A suspensão das importações de carne bovina e outros produtos de origem animal do Brasil pela União Europeia começa nesta quinta-feira (3), mas a medida não deve reduzir os preços da carne no mercado brasileiro. Segundo o analista Fernando Enrique Iglesias, da Safras & Mercado, ouvido pelo G1, a participação europeia nas exportações brasileiras é pequena para provocar uma queda nos valores.
Em 2025, a União Europeia respondeu por 3,7% do volume e 5,8% do valor das exportações brasileiras de carne bovina. O bloco compra principalmente cortes de maior valor, como filé mignon, contrafilé, alcatra e coxão mole.

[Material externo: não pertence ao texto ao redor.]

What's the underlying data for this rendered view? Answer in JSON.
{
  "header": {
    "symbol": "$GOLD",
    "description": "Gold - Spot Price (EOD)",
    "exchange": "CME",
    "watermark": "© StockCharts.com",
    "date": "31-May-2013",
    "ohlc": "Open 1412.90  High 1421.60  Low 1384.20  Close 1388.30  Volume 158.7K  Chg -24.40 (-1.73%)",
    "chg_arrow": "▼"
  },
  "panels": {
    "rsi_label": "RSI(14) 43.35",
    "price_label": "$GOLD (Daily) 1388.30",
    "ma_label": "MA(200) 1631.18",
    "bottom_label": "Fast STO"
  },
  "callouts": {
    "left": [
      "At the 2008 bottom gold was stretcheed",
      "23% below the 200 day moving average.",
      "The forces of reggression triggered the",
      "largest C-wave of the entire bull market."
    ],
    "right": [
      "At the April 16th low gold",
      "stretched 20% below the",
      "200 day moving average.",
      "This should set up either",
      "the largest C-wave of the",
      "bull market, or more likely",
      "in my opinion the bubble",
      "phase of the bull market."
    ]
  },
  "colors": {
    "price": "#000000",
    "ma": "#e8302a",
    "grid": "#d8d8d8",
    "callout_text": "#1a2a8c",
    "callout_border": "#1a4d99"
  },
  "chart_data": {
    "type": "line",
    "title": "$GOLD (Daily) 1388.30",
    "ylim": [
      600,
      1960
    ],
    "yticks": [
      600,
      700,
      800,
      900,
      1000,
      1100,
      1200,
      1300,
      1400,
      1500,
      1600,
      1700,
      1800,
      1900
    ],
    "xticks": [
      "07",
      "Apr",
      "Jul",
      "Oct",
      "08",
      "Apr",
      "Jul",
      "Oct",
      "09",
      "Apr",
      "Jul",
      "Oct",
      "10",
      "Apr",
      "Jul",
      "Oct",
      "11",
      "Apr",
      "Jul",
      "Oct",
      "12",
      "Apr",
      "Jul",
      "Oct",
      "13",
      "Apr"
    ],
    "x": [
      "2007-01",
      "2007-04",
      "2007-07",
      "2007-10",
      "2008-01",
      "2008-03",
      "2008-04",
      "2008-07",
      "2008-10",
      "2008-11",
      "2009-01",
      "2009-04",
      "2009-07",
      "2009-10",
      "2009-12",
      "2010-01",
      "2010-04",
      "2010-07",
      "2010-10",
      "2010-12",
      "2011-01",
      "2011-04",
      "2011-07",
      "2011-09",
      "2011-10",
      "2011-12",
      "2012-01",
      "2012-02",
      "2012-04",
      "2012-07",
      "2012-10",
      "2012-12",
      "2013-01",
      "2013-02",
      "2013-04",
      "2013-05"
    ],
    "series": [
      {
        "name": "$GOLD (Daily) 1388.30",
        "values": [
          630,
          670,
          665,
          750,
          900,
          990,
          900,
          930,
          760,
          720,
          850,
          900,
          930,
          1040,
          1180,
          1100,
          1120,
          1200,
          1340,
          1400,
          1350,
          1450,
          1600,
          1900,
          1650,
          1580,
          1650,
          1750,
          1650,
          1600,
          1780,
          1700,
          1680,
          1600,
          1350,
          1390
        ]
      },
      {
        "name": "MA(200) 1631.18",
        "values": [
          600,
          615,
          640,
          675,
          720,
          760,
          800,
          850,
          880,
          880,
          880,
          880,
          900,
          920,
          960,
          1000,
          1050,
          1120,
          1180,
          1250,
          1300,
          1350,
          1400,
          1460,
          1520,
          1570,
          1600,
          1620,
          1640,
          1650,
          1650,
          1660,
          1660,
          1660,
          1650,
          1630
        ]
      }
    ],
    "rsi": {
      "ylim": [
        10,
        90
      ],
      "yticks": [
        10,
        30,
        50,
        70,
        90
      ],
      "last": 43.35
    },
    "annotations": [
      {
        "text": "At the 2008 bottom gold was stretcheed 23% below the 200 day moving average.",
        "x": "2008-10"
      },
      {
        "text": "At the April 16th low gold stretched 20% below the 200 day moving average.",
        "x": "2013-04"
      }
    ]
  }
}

A tendência apontada pelo analista é de alta dos preços até o fim do ano. O cenário combina a menor disponibilidade de bois para abate com a retomada dos embarques para a China. A redução das exportações brasileiras para o mercado chinês em julho e agosto deve ser temporária, com a previsão de aumento dos abates destinados à China a partir de outubro.
Para 2026, a China estabeleceu cota de 1,1 milhão de toneladas para as importações de carne bovina brasileira. Dentro desse limite, a tarifa é de 12%. Acima da cota, incide uma taxa adicional de 55%. Como o transporte até os portos chineses leva de 45 a 60 dias, os embarques realizados no fim do ano devem contribuir para o volume exportado em 2027.
Os preços das carnes já acumulam alta de 8,53% na prévia da inflação de agosto, segundo o IBGE. Entre os cortes nobres, o filé mignon subiu 15,2% e o contrafilé, 11,5%.
Por que a União Europeia suspendeu as compras
A UE anunciou a suspensão após excluir o Brasil da lista de países que cumprem as regras do bloco para o uso de antimicrobianos na pecuária. A decisão não foi motivada por irregularidades encontradas na carne, mas pela avaliação europeia de que os controles brasileiros sobre essas substâncias são insuficientes.
A suspensão também afeta frango, carne suína, mel, pescados e ovos. O governo brasileiro negocia a reversão da medida e apresentou um novo protocolo de controle, que prevê o rastreamento dos animais desde o nascimento até o abate.
A União Europeia realiza nesta semana uma auditoria nas cadeias brasileiras de produção de frango e mel. O resultado ainda será analisado pelas autoridades do bloco.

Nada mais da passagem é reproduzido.